On Mon, Mar 28, 2011 at 8:59 AM, steve donovan <steve.j.donovan@gmail.com> wrote:
Hi all,

Obligatory 'Sam Roberts' notice: I look after Penlight, which is a set
of general Lua libraries aiming to cover most common needs - all in
pure Lua with only a LuaFileSystem dependency for the file handling
modules; the operative word is 'general purpose'.

Now the question is this: I've received a few feature requests for XML
support in Penlight, and I'm wondering what collective wisdom feels
about basic pure Lua XML read/write support being included. Generally
I've felt that this is the job of LuaExpat and friends, but this does
seem to be a core need these days. (There is already support for
common config file formats like INI etc.)

One candidate for inclusion is LuaExpatUtils, which works with LOM
representation and provides pretty printing, derived from the Prosody
project.

What is the general feeling? Where is the boundary between 'general'
and 'specialized' Lua libraries? [1]

I think Penlight should be a place where many core functions can be contained.
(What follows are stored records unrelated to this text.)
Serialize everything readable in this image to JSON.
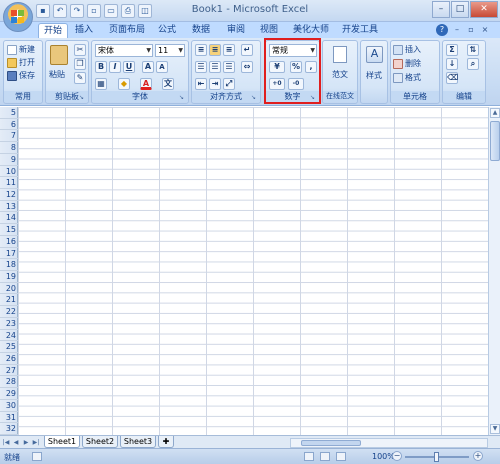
{
  "window": {
    "title": "Book1 - Microsoft Excel"
  },
  "qat": [
    "save",
    "undo",
    "redo",
    "new",
    "open",
    "print",
    "preview"
  ],
  "window_controls": {
    "minimize": "–",
    "maximize": "□",
    "close": "✕"
  },
  "tabs": [
    {
      "label": "开始",
      "active": true
    },
    {
      "label": "插入"
    },
    {
      "label": "页面布局"
    },
    {
      "label": "公式"
    },
    {
      "label": "数据"
    },
    {
      "label": "审阅"
    },
    {
      "label": "视图"
    },
    {
      "label": "美化大师"
    },
    {
      "label": "开发工具"
    }
  ],
  "ribbon": {
    "common": {
      "label": "常用",
      "new": "新建",
      "open": "打开",
      "save": "保存"
    },
    "clipboard": {
      "label": "剪贴板",
      "paste": "粘贴"
    },
    "font": {
      "label": "字体",
      "name": "宋体",
      "size": "11",
      "bold": "B",
      "italic": "I",
      "underline": "U",
      "grow": "A",
      "shrink": "A",
      "color_letter": "A"
    },
    "alignment": {
      "label": "对齐方式"
    },
    "number": {
      "label": "数字",
      "format": "常规",
      "percent": "%",
      "comma": ",",
      "inc_dec": ".0→.00",
      "dec_dec": ".00→.0"
    },
    "template": {
      "label": "在线范文",
      "button": "范文"
    },
    "styles": {
      "button": "样式"
    },
    "cells": {
      "label": "单元格",
      "insert": "插入",
      "delete": "删除",
      "format": "格式"
    },
    "editing": {
      "label": "编辑",
      "sum": "Σ"
    }
  },
  "grid": {
    "rows": [
      "5",
      "6",
      "7",
      "8",
      "9",
      "10",
      "11",
      "12",
      "13",
      "14",
      "15",
      "16",
      "17",
      "18",
      "19",
      "20",
      "21",
      "22",
      "23",
      "24",
      "25",
      "26",
      "27",
      "28",
      "29",
      "30",
      "31",
      "32"
    ]
  },
  "sheets": [
    {
      "label": "Sheet1",
      "active": true
    },
    {
      "label": "Sheet2"
    },
    {
      "label": "Sheet3"
    }
  ],
  "status": {
    "ready": "就绪",
    "zoom": "100%",
    "zoom_level": 0.5
  }
}
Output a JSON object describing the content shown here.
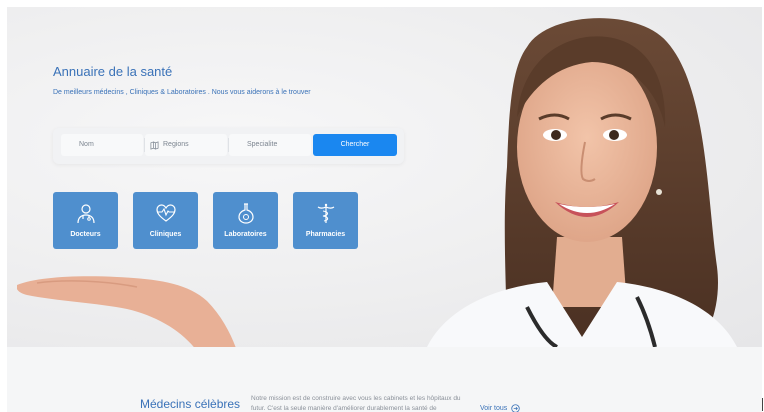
{
  "hero": {
    "title": "Annuaire de la santé",
    "subtitle": "De meilleurs médecins , Cliniques & Laboratoires . Nous vous aiderons à le trouver"
  },
  "search": {
    "nom": "Nom",
    "regions": "Regions",
    "specialite": "Specialite",
    "button": "Chercher"
  },
  "categories": [
    {
      "label": "Docteurs",
      "icon": "doctor-icon"
    },
    {
      "label": "Cliniques",
      "icon": "heartbeat-icon"
    },
    {
      "label": "Laboratoires",
      "icon": "flask-icon"
    },
    {
      "label": "Pharmacies",
      "icon": "caduceus-icon"
    }
  ],
  "section": {
    "title": "Médecins célèbres",
    "mission": "Notre mission est de construire avec vous les cabinets et les hôpitaux du futur. C'est la seule manière d'améliorer durablement la santé de",
    "link": "Voir tous"
  },
  "colors": {
    "accent": "#1a87f0",
    "tile": "#4f8fce",
    "heading": "#3a72b8"
  }
}
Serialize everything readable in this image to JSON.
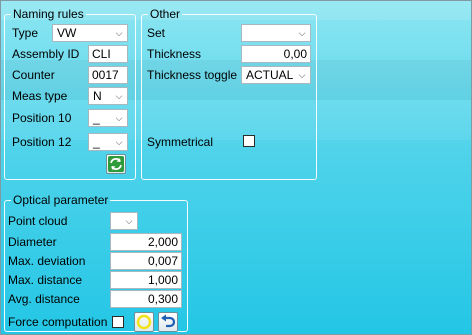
{
  "naming_rules": {
    "legend": "Naming rules",
    "type": {
      "label": "Type",
      "value": "VW"
    },
    "assembly_id": {
      "label": "Assembly ID",
      "value": "CLI"
    },
    "counter": {
      "label": "Counter",
      "value": "0017"
    },
    "meas_type": {
      "label": "Meas type",
      "value": "N"
    },
    "position_10": {
      "label": "Position 10",
      "value": "_"
    },
    "position_12": {
      "label": "Position 12",
      "value": "_"
    },
    "refresh_icon": "refresh-icon"
  },
  "other": {
    "legend": "Other",
    "set": {
      "label": "Set",
      "value": ""
    },
    "thickness": {
      "label": "Thickness",
      "value": "0,00"
    },
    "thickness_toggle": {
      "label": "Thickness toggle",
      "value": "ACTUAL"
    },
    "symmetrical": {
      "label": "Symmetrical",
      "checked": false
    }
  },
  "optical": {
    "legend": "Optical parameter",
    "point_cloud": {
      "label": "Point cloud",
      "value": ""
    },
    "diameter": {
      "label": "Diameter",
      "value": "2,000"
    },
    "max_deviation": {
      "label": "Max. deviation",
      "value": "0,007"
    },
    "max_distance": {
      "label": "Max. distance",
      "value": "1,000"
    },
    "avg_distance": {
      "label": "Avg. distance",
      "value": "0,300"
    },
    "force_computation": {
      "label": "Force computation",
      "checked": false
    },
    "circle_icon": "yellow-circle-icon",
    "undo_icon": "undo-icon"
  },
  "colors": {
    "accent": "#2fc9e8",
    "refresh_green": "#2e9a3a",
    "circle_yellow": "#f2e21b",
    "undo_blue": "#1f5fb4"
  }
}
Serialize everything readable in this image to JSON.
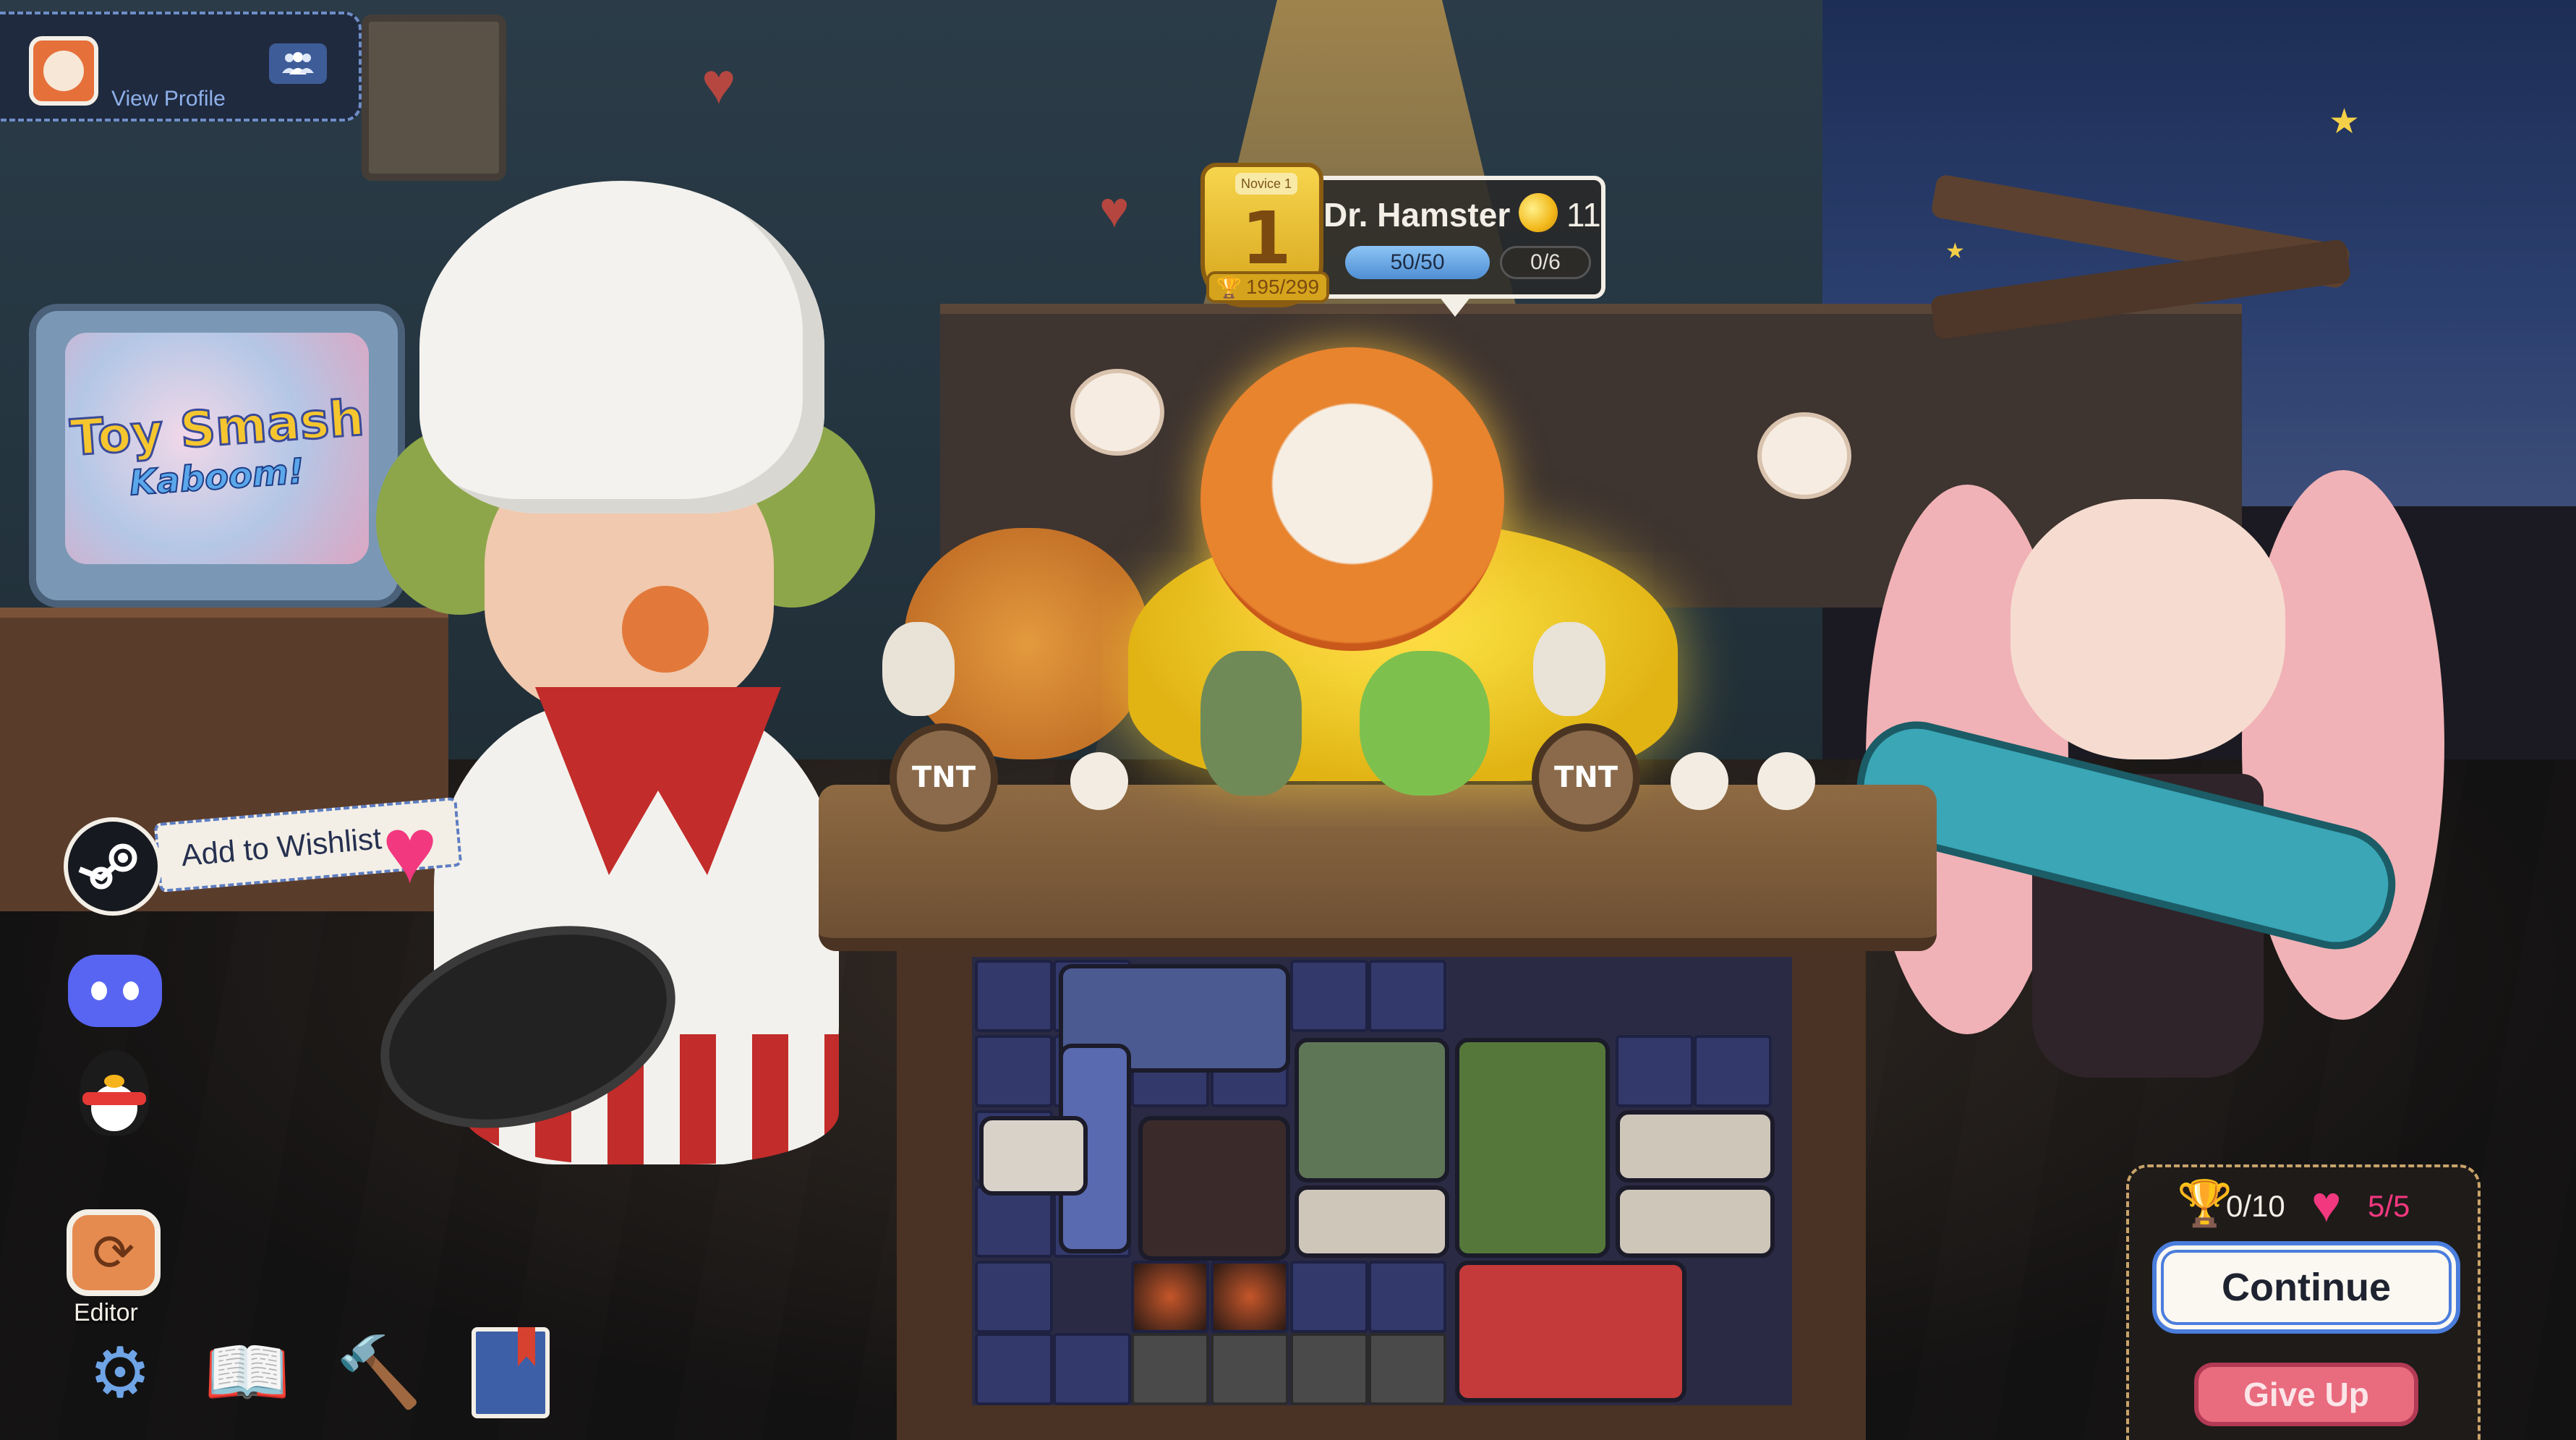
{
  "profile": {
    "view_label": "View Profile",
    "avatar_icon": "hamster-avatar-icon",
    "friends_icon": "friends-icon"
  },
  "tv": {
    "title": "Toy Smash",
    "subtitle": "Kaboom!"
  },
  "character_card": {
    "rank_label": "Novice 1",
    "rank": "1",
    "trophies": "195/299",
    "name": "Dr. Hamster",
    "coins": "11",
    "hp": "50/50",
    "hp_fraction": 1.0,
    "xp": "0/6",
    "xp_fraction": 0.0
  },
  "table": {
    "tnt_label": "TNT"
  },
  "left_menu": {
    "wishlist_label": "Add to Wishlist",
    "editor_label": "Editor",
    "icons": [
      "steam-icon",
      "discord-icon",
      "qq-icon",
      "editor-refresh-icon",
      "settings-gear-icon",
      "book-icon",
      "hammer-icon",
      "notebook-icon"
    ]
  },
  "result_panel": {
    "wins": "0/10",
    "lives": "5/5",
    "continue_label": "Continue",
    "give_up_label": "Give Up"
  },
  "colors": {
    "accent_blue": "#4a7ddc",
    "heart_pink": "#f2387f",
    "gold": "#f2b81a",
    "give_up_red": "#e96b7e"
  }
}
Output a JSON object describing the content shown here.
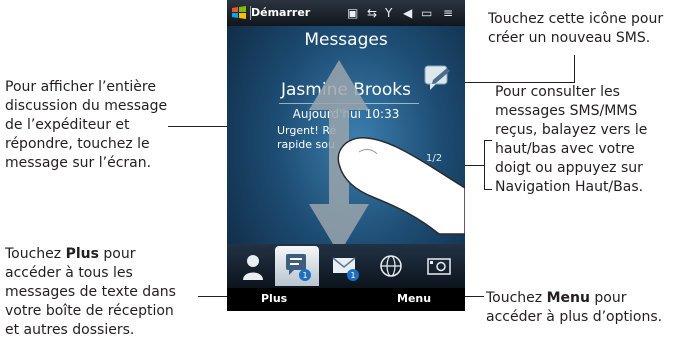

The only rule would be that it does not use anything but Lua, except maybe LuaFileSystem. XML is a huge normal thing for applications to use. Plus it can be done "well" in straight Lua. In fact, in our testing it is faster in Lua than LuaXML.
<soapbox>Penlight is still small and modular, so I think we should make Penlight an application base. If you look at other "application" frameworks in other languages I usually see XML in the list. I think we should make Penlight the standard of application creation framework, not just another Lua module. </soapbox>
 
Note: I have been cutting down on excessive module interdependencies,
so XML etc support would be completely optional - i.e. you don't pay
for what you don't use.

(I still feel that things like networking, databases, GUIs etc are
better served by separate projects.)

I can agree with this. I just want the "option" to add things that make a full featured application easy, without the need for a bunch of different Lua modules. I know there are many benefits to being as modular as possible, but that can lead to having the requirement for a Lua distribution. I know there is an argument about a library getting too large, but I think we can make Penlight modular enough, but full featured enough, to  become an application framework, not just a set of useful functions. Thoughts?